A la residencia la llamaron Heorot, porque el Errante, con triste sonrisa, había dicho que ése era el nombre de un famoso lugar al norte, Venía cada pocos años, unos cuantos días cada vez, para escuchar lo que hubiese que escuchar.

Tharasmund creció mas oscuro que su padre, de pelo castaño, de huesos, rasgos y alma más pesados. Los tervingos no opinaban que eso fuese malo. Que queme pronto sus ansias de aventuras, y que aprenda como lo hizo su padre; luego se quedaría en casa y los dirigiría con sabiduría. Creían que iban a necesitar a un hombre firme como líder. Les llegaban historias de un rey que estaba reuniendo a los hunos como Geberico había hecho con los ostrogodos. Las noticias de la región natal al norte decían que el hijo de Geberico, y su probable sucesor, Ermanarico, era cruel y autoritario. Además, lo más seguro era que pronto la familia real se trasladase al sur fuera de los pantanos y la humedad, en dirección a aquellas tierras soleadas donde ahora se encontraba la mayoría de la nación. Los tervingos querían un líder capaz de defender sus derechos.

El último viaje de Tharasmund cornenzó cuando tenía diecisiete inviernos, y duró tres años. Le llevó por el mar Negro hasta la mismísima Constantinopla. De allí regresó su nave; ésa fue la única noticia que tuvieron de él. Pero no tenían miedo; porque el Errante se había ofrecido para acompañar a su nieto.

Después, Tharasrnund y sus hombres tuvieron historias para alegrarse las noches durante el resto de sus vidas. Después de su estancia en Nueva Roma —maravilla sobre maravilla, acontecimiento sobre acontecimiento— fueron por tierra, atravesando la provincia de Mesia y, por tanto, el Danubio. En su extremo más alejado se asentaron durante un año entre los visigodos. El Errante había insistido, diciendo que Tharasmund debía forjar amistad con ellos.

Y ciertamente pasó que el joven conoció a Ulrica, una hija del rey Atanarico. El poderoso líder todavía ofrecía sus ofrendas a los antiguos dioses; y el Errante en ocasiones también había aparecido en su reino. Se alegraba de formar una alianza con una casa guerrera del este. Y en cuanto a los jóvenes, se entendían. Ulrica ya era arrogante y dura, pero aceptó viajar para dirigir bien su casa, tener hijos sanos y apoyar a su hombre en sus decisiones. Se llegó a un acuerdo: Tharasmund volvería a casa, se enviarían regalos y peticiones, al cabo de un año, más o menos, su prometida se reuniría con él.

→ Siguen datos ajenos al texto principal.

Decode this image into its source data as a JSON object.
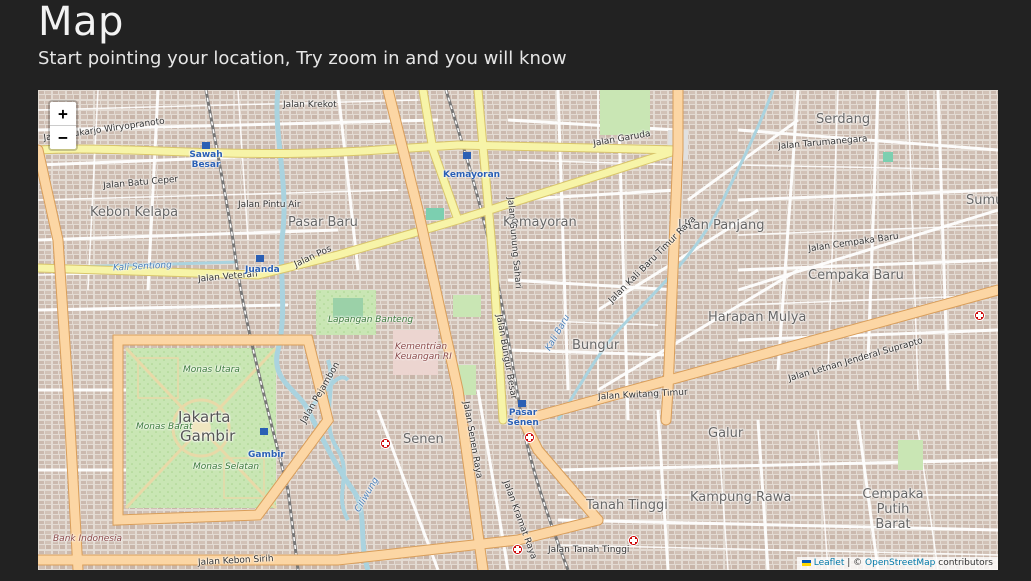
{
  "header": {
    "title": "Map",
    "subtitle": "Start pointing your location, Try zoom in and you will know"
  },
  "map": {
    "zoom_in_label": "+",
    "zoom_out_label": "−",
    "attribution": {
      "leaflet": "Leaflet",
      "separator": " | © ",
      "osm": "OpenStreetMap",
      "contributors": " contributors"
    },
    "labels": {
      "districts": [
        "Kebon Kelapa",
        "Pasar Baru",
        "Kemayoran",
        "Utan Panjang",
        "Serdang",
        "Cempaka Baru",
        "Harapan Mulya",
        "Bungur",
        "Senen",
        "Galur",
        "Kampung Rawa",
        "Tanah Tinggi",
        "Cempaka Putih Barat",
        "Sumur"
      ],
      "big": [
        "Jakarta",
        "Gambir"
      ],
      "roads": [
        "Jalan Garuda",
        "Jalan Letnan Jenderal Suprapto",
        "Jalan Veteran",
        "Jalan Pos",
        "Jalan Kebon Sirih",
        "Jalan Kwitang Timur",
        "Jalan Sukarjo Wiryopranoto",
        "Jalan Batu Ceper",
        "Jalan Krekot",
        "Jalan Pintu Air",
        "Jalan Kramat Raya",
        "Jalan Senen Raya",
        "Jalan Gunung Sahari",
        "Jalan Bungur Besar",
        "Jalan Pejambon",
        "Jalan Kali Baru Timur Raya",
        "Jalan Tanah Tinggi",
        "Jalan Cempaka Baru",
        "Jalan Tarumanegara"
      ],
      "parks": [
        "Lapangan Banteng",
        "Monas Utara",
        "Monas Barat",
        "Monas Selatan"
      ],
      "places": [
        "Kementrian Keuangan RI",
        "Bank Indonesia"
      ],
      "stations": [
        "Sawah Besar",
        "Kemayoran",
        "Juanda",
        "Gambir",
        "Pasar Senen"
      ],
      "water": [
        "Ciliwung",
        "Kali Sentiong",
        "Kali Baru"
      ]
    }
  }
}
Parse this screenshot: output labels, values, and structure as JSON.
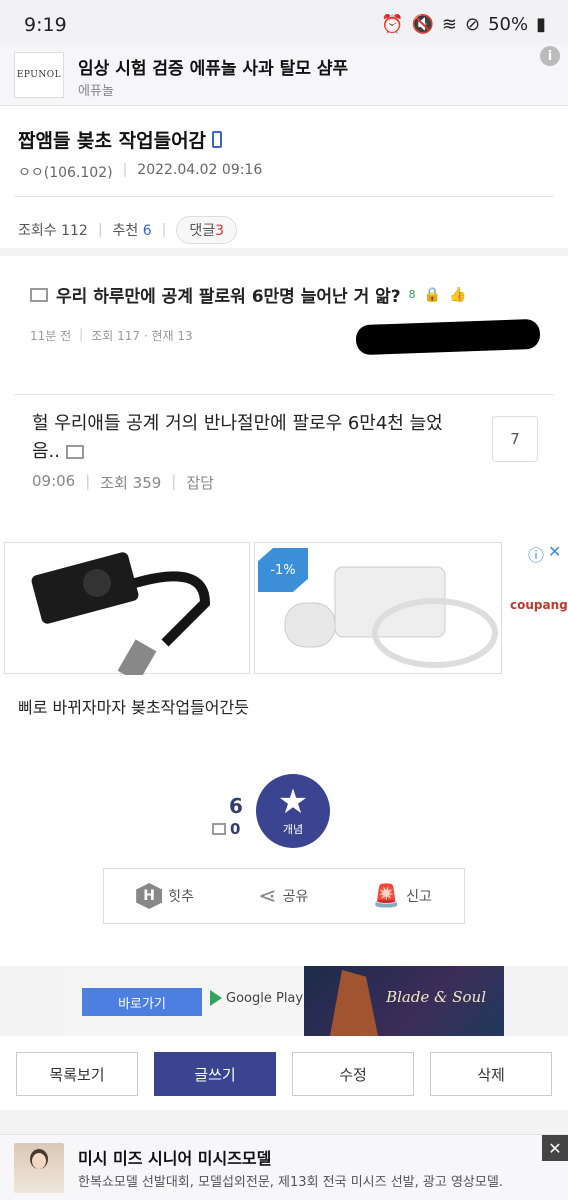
{
  "status_bar": {
    "time": "9:19",
    "battery": "50%",
    "icons": [
      "alarm-icon",
      "mute-icon",
      "wifi-icon",
      "dnd-icon",
      "battery-icon"
    ]
  },
  "top_ad": {
    "logo_text": "EPUNOL",
    "title": "임상 시험 검증 에퓨놀 사과 탈모 샴푸",
    "advertiser": "에퓨놀",
    "info_label": "i"
  },
  "post": {
    "title": "짭앰들 봊초 작업들어감",
    "author": "ㅇㅇ(106.102)",
    "date": "2022.04.02 09:16",
    "views_label": "조회수 112",
    "recommend_label": "추천",
    "recommend_count": "6",
    "reply_label": "댓글",
    "reply_count": "3",
    "body": "삐로 바뀌자마자 봊초작업들어간듯"
  },
  "related": [
    {
      "title": "우리 하루만에 공계 팔로워 6만명 늘어난 거 앎?",
      "badge": "8",
      "time": "11분 전",
      "views": "조회 117 · 현재 13"
    },
    {
      "title": "헐 우리애들 공계 거의 반나절만에 팔로우 6만4천 늘었음..",
      "time": "09:06",
      "views": "조회 359",
      "category": "잡담",
      "count": "7"
    }
  ],
  "product_ad": {
    "discount": "-1%",
    "brand": "coupang",
    "info_label": "ⓘ",
    "close_label": "✕"
  },
  "recommend": {
    "count": "6",
    "fix_count": "0",
    "button_label": "개념",
    "star": "★"
  },
  "actions": {
    "hit": "힛추",
    "hit_icon_letter": "H",
    "share": "공유",
    "report": "신고"
  },
  "game_ad": {
    "go_label": "바로가기",
    "store_label": "Google Play",
    "game_title": "Blade & Soul"
  },
  "buttons": {
    "list": "목록보기",
    "write": "글쓰기",
    "edit": "수정",
    "delete": "삭제"
  },
  "bottom_ad": {
    "title": "미시 미즈 시니어 미시즈모델",
    "desc": "한복쇼모델 선발대회, 모델섭외전문, 제13회 전국 미시즈 선발, 광고 영상모델.",
    "close_label": "✕"
  },
  "colors": {
    "accent_navy": "#3a4490",
    "link_blue": "#3c63c9",
    "reply_red": "#dd3333"
  }
}
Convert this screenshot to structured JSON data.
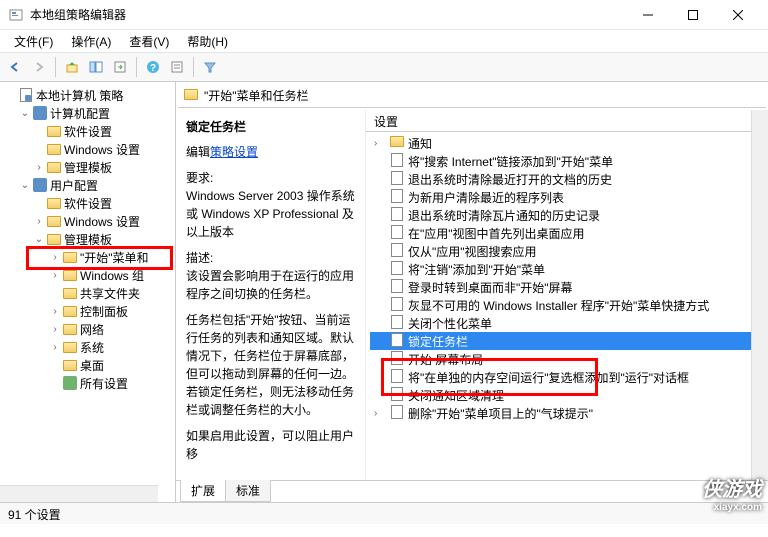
{
  "window": {
    "title": "本地组策略编辑器"
  },
  "menu": {
    "file": "文件(F)",
    "action": "操作(A)",
    "view": "查看(V)",
    "help": "帮助(H)"
  },
  "tree": {
    "root": "本地计算机 策略",
    "computer_config": "计算机配置",
    "software_settings1": "软件设置",
    "windows_settings1": "Windows 设置",
    "admin_templates1": "管理模板",
    "user_config": "用户配置",
    "software_settings2": "软件设置",
    "windows_settings2": "Windows 设置",
    "admin_templates2": "管理模板",
    "start_menu": "\"开始\"菜单和",
    "windows_comp": "Windows 组",
    "shared_folders": "共享文件夹",
    "control_panel": "控制面板",
    "network": "网络",
    "system": "系统",
    "desktop": "桌面",
    "all_settings": "所有设置"
  },
  "path": {
    "current": "\"开始\"菜单和任务栏"
  },
  "desc": {
    "title": "锁定任务栏",
    "edit_link": "策略设置",
    "edit_prefix": "编辑",
    "req_label": "要求:",
    "req_text": "Windows Server 2003 操作系统或 Windows XP Professional 及以上版本",
    "desc_label": "描述:",
    "desc_text": "该设置会影响用于在运行的应用程序之间切换的任务栏。",
    "para2": "任务栏包括\"开始\"按钮、当前运行任务的列表和通知区域。默认情况下，任务栏位于屏幕底部，但可以拖动到屏幕的任何一边。若锁定任务栏，则无法移动任务栏或调整任务栏的大小。",
    "para3_prefix": "如果启用此设置，可以阻止用户移"
  },
  "list": {
    "header": "设置",
    "items": [
      "通知",
      "将\"搜索 Internet\"链接添加到\"开始\"菜单",
      "退出系统时清除最近打开的文档的历史",
      "为新用户清除最近的程序列表",
      "退出系统时清除瓦片通知的历史记录",
      "在\"应用\"视图中首先列出桌面应用",
      "仅从\"应用\"视图搜索应用",
      "将\"注销\"添加到\"开始\"菜单",
      "登录时转到桌面而非\"开始\"屏幕",
      "灰显不可用的 Windows Installer 程序\"开始\"菜单快捷方式",
      "关闭个性化菜单",
      "锁定任务栏",
      "开始 屏幕布局",
      "将\"在单独的内存空间运行\"复选框添加到\"运行\"对话框",
      "关闭通知区域清理",
      "删除\"开始\"菜单项目上的\"气球提示\""
    ]
  },
  "tabs": {
    "extended": "扩展",
    "standard": "标准"
  },
  "status": {
    "count": "91 个设置"
  },
  "watermark": {
    "main": "侠游戏",
    "sub": "xiayx.com"
  }
}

El Errante no estuvo más que una noche en Heorot antes de decir adiós. De él, Tharasmund y el resto no relataron más que los había dirigido con sabiduría, aunque a menudo desaparecía por un tiempo. Para ellos era demasiado extraño como tema de conversación.

Pero en una ocasión, años más tarde, cuando Erelieva yacía a su lado, Tharasmund le dijo:

—Le abrí mi corazón. Él lo deseaba, y me escuchó, y de alguna forma fue como si el amor y el dolor se agitasen tras sus ojos.